# reservierter Speicher für Tomcat



## Hurby (27. Feb 2008)

Hallo,

wenn ich meinen Tomcat starte, kommt ene Fehlermeldung "OutOfMemory" (ich habe bereits eine Lösung des Problems erfahren, indem man die Apps nicht in WebApps packt sondern zb auf c:\... und dann nur eine Context-xml in Webapps legt). Meine Frage wäre nun trotzdem, wo ich den allokierten Speicher verstellen kann, ich habe in meiner Server.xml keine Einträge mit "xms", "xmx" oder "heap size" gefunden?

MfG Hurby


----------



## maki (27. Feb 2008)

Erzeuge eine Datei namens setenv.bat unter TOMCAT_HOME/bin, in dieser Datei setzt du dann den Wert der Variablen JAVA_OPTS.


----------



## ms (27. Feb 2008)

Hurby hat gesagt.:
			
		

> wenn ich meinen Tomcat starte, kommt ene Fehlermeldung "OutOfMemory" (ich habe bereits eine Lösung des Problems erfahren, indem man die Apps nicht in WebApps packt sondern zb auf c:\... und dann nur eine Context-xml in Webapps legt).
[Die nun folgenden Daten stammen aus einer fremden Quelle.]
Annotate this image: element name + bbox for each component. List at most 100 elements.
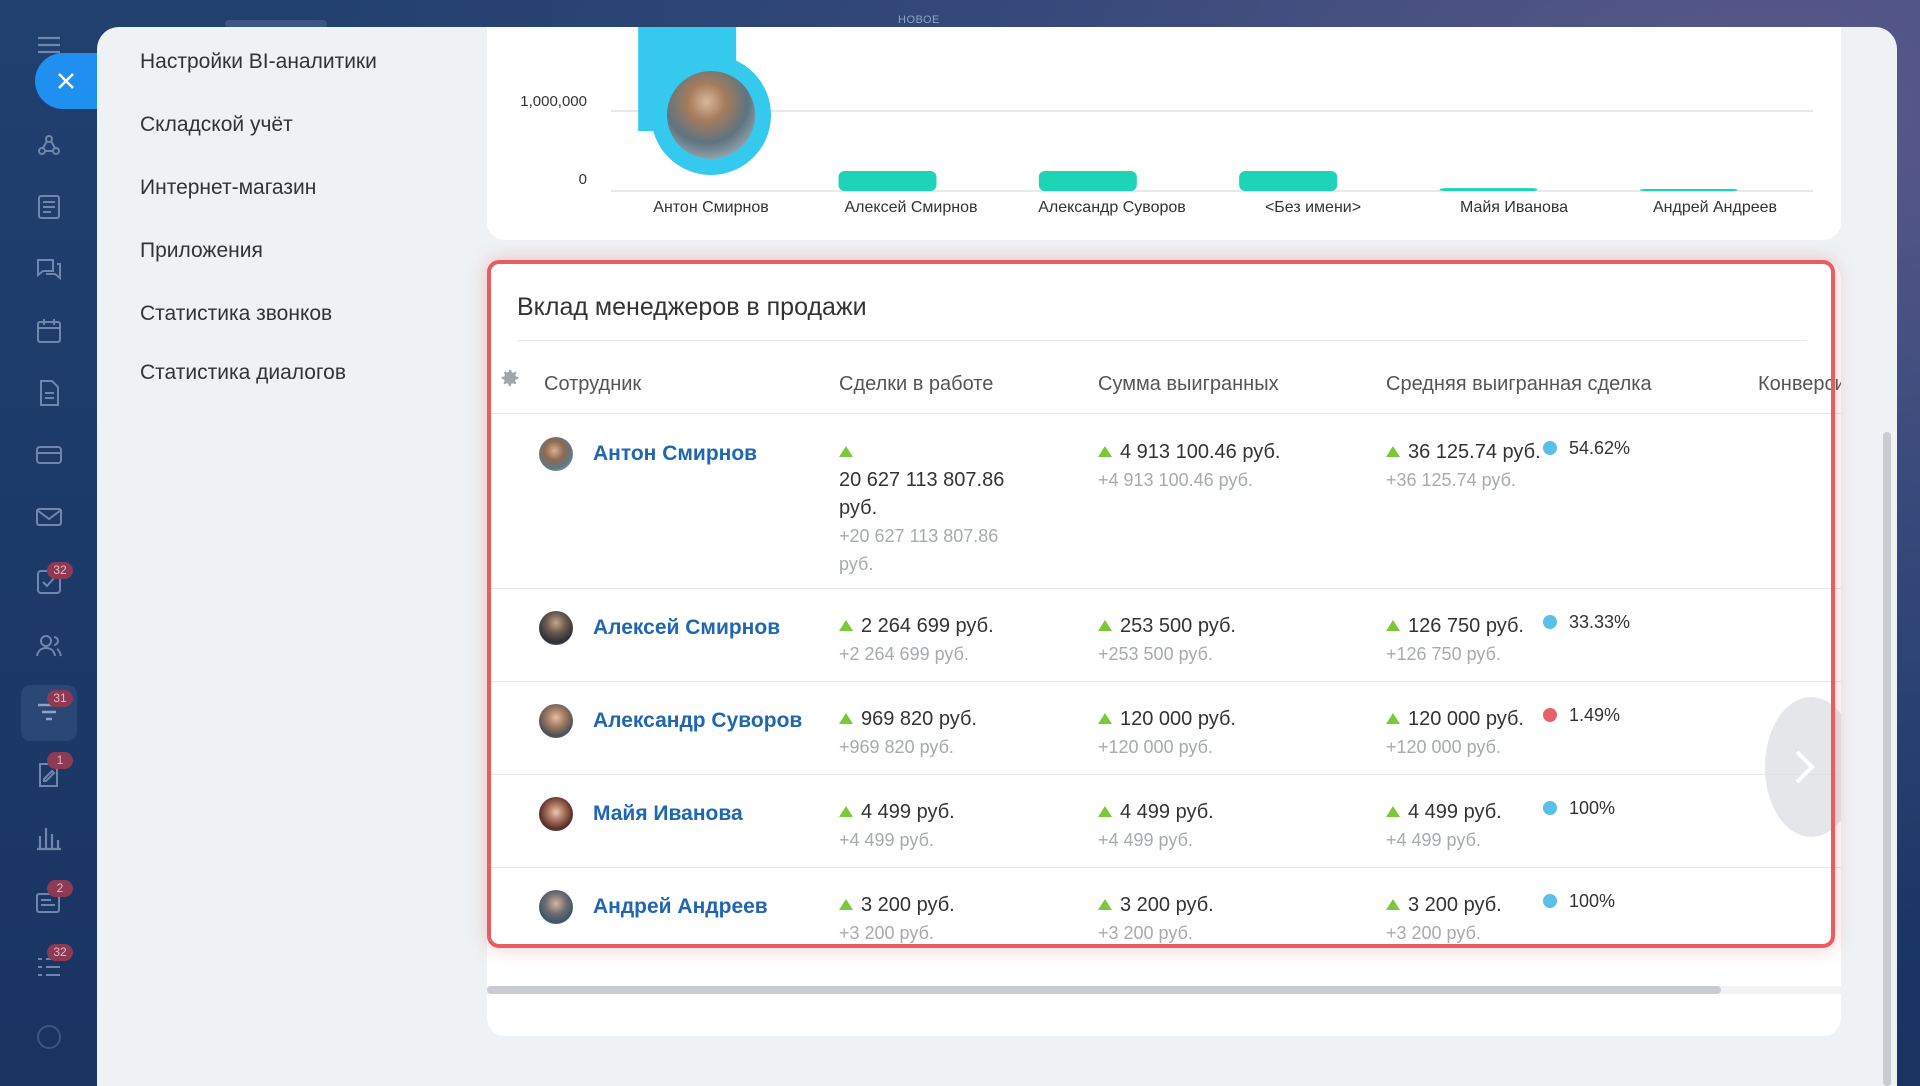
contacts-icon[interactable] [34,630,64,660]
conversion-cell: 100% [1543,798,1615,819]
won-sum-cell: 120 000 руб. +120 000 руб. [1098,708,1236,757]
won-sum-cell: 253 500 руб. +253 500 руб. [1098,615,1236,664]
avg-won-deal-cell: 126 750 руб. +126 750 руб. [1386,615,1524,664]
column-header-conversion[interactable]: Конверсия [1758,373,1841,396]
column-header-won-sum[interactable]: Сумма выигранных [1098,373,1279,396]
chart-bar[interactable] [838,171,937,191]
column-header-avg-won-deal[interactable]: Средняя выигранная сделка [1386,373,1652,396]
avg-won-deal-cell: 4 499 руб. +4 499 руб. [1386,801,1502,850]
card-icon[interactable] [34,440,64,470]
menu-item-warehouse[interactable]: Складской учёт [140,113,293,137]
close-icon [58,73,74,89]
document-icon[interactable] [34,378,64,408]
scrollbar-thumb[interactable] [487,986,1721,994]
chart-bar[interactable] [1639,188,1738,191]
edit-doc-badge: 1 [47,752,73,769]
y-tick-label: 0 [578,171,587,188]
sales-chart-card: 1,000,000 0 Антон Смирнов Алексей Смирно… [487,27,1841,240]
employee-name-link[interactable]: Антон Смирнов [593,442,757,466]
employee-name-link[interactable]: Андрей Андреев [593,895,768,919]
menu-item-dialog-statistics[interactable]: Статистика диалогов [140,361,346,385]
trend-up-icon [839,713,853,724]
trend-up-icon [839,620,853,631]
x-tick-label: Майя Иванова [1459,199,1569,216]
table-row: Майя Иванова 4 499 руб. +4 499 руб. 4 49… [487,774,1841,868]
deals-in-progress-cell: 969 820 руб. +969 820 руб. [839,708,977,757]
chart-avatar-anton[interactable] [651,55,771,175]
x-tick-label: Александр Суворов [1038,199,1186,216]
help-icon[interactable] [34,1022,64,1052]
chat-icon[interactable] [34,254,64,284]
y-tick-label: 1,000,000 [520,93,587,110]
chart-bar[interactable] [1038,171,1137,191]
slider-panel: Настройки BI-аналитики Складской учёт Ин… [97,27,1897,1086]
conversion-dot [1543,894,1557,908]
trend-up-icon [1098,806,1112,817]
conversion-cell: 100% [1543,891,1615,912]
employee-name-link[interactable]: Алексей Смирнов [593,616,780,640]
column-header-deals-in-progress[interactable]: Сделки в работе [839,373,993,396]
reports-badge: 2 [47,880,73,897]
crm-icon[interactable] [34,130,64,160]
won-sum-cell: 4 913 100.46 руб. +4 913 100.46 руб. [1098,441,1281,490]
close-slider-button[interactable] [35,53,97,109]
sales-funnel-badge: 31 [47,690,73,707]
analytics-icon[interactable] [34,822,64,852]
table-row: Антон Смирнов 20 627 113 807.86 руб. +20… [487,413,1841,589]
left-app-bar: 32 31 1 2 32 [0,0,97,1086]
avg-won-deal-cell: 3 200 руб. +3 200 руб. [1386,894,1502,943]
trend-up-icon [839,806,853,817]
vertical-scrollbar[interactable] [1883,432,1891,1086]
gear-icon[interactable] [499,367,521,389]
column-header-employee[interactable]: Сотрудник [544,373,641,396]
menu-item-online-store[interactable]: Интернет-магазин [140,176,316,200]
trend-up-icon [1098,446,1112,457]
avg-won-deal-cell: 120 000 руб. +120 000 руб. [1386,708,1524,757]
table-row: Алексей Смирнов 2 264 699 руб. +2 264 69… [487,588,1841,682]
avatar[interactable] [539,890,573,924]
managers-contribution-card: Вклад менеджеров в продажи Сотрудник Сде… [487,261,1841,1036]
mail-icon[interactable] [34,502,64,532]
table-row: Александр Суворов 969 820 руб. +969 820 … [487,681,1841,775]
chart-bar[interactable] [1439,188,1538,191]
chart-bar[interactable] [1239,171,1338,191]
trend-up-icon [1386,446,1400,457]
feed-icon[interactable] [34,192,64,222]
trend-up-icon [1098,713,1112,724]
employee-name-link[interactable]: Майя Иванова [593,802,743,826]
conversion-cell: 54.62% [1543,438,1630,459]
calendar-icon[interactable] [34,316,64,346]
menu-item-applications[interactable]: Приложения [140,239,263,263]
menu-item-call-statistics[interactable]: Статистика звонков [140,302,332,326]
trend-up-icon [1386,806,1400,817]
chevron-right-icon [1795,750,1815,784]
won-sum-cell: 3 200 руб. +3 200 руб. [1098,894,1214,943]
avg-won-deal-cell: 36 125.74 руб. +36 125.74 руб. [1386,441,1541,490]
employee-name-link[interactable]: Александр Суворов [593,709,802,733]
trend-up-icon [839,899,853,910]
table-row: Андрей Андреев 3 200 руб. +3 200 руб. 3 … [487,867,1841,961]
conversion-cell: 1.49% [1543,705,1620,726]
trend-up-icon [1386,713,1400,724]
conversion-dot [1543,708,1557,722]
conversion-dot [1543,615,1557,629]
trend-up-icon [1098,899,1112,910]
card-title: Вклад менеджеров в продажи [517,293,867,321]
x-tick-label: Андрей Андреев [1652,199,1778,216]
horizontal-scrollbar[interactable] [487,986,1841,994]
deals-in-progress-cell: 2 264 699 руб. +2 264 699 руб. [839,615,994,664]
won-sum-cell: 4 499 руб. +4 499 руб. [1098,801,1214,850]
avatar[interactable] [539,611,573,645]
avatar[interactable] [539,797,573,831]
conversion-dot [1543,441,1557,455]
trend-up-icon [1386,899,1400,910]
trend-up-icon [1098,620,1112,631]
x-tick-label: <Без имени> [1264,199,1362,216]
avatar[interactable] [539,704,573,738]
deals-in-progress-cell: 3 200 руб. +3 200 руб. [839,894,955,943]
avatar[interactable] [539,437,573,471]
menu-item-bi-analytics[interactable]: Настройки BI-аналитики [140,50,377,74]
tasks-badge: 32 [47,562,73,579]
x-tick-label: Антон Смирнов [653,199,769,216]
top-new-label: НОВОЕ [898,14,940,26]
Ich glaube nicht, dass der Context in irgend einer Art etwas mit dem OutOfMemory zu tun hat.
Wie kommst du darauf?

Xmx, Xms usw.. sind Startparameter für die JVM.
Also

```
java -Xmx512M <deine.java.klasse>
```
Bei Tomcat kannst du das - so wie maki geschrieben hat - in eine Datei schreiben die letztendlich nichts anderes macht als daraus den Startparameter für die JVM zu generieren.

ms


----------



## Hurby (27. Feb 2008)

Hallo,

ich hatte vorher die Applikationen direkt unter WebApps zu liegen, dann wurde mir der Tipp mit der Context-XML gegeben, um den Speicher weniger auszulasten...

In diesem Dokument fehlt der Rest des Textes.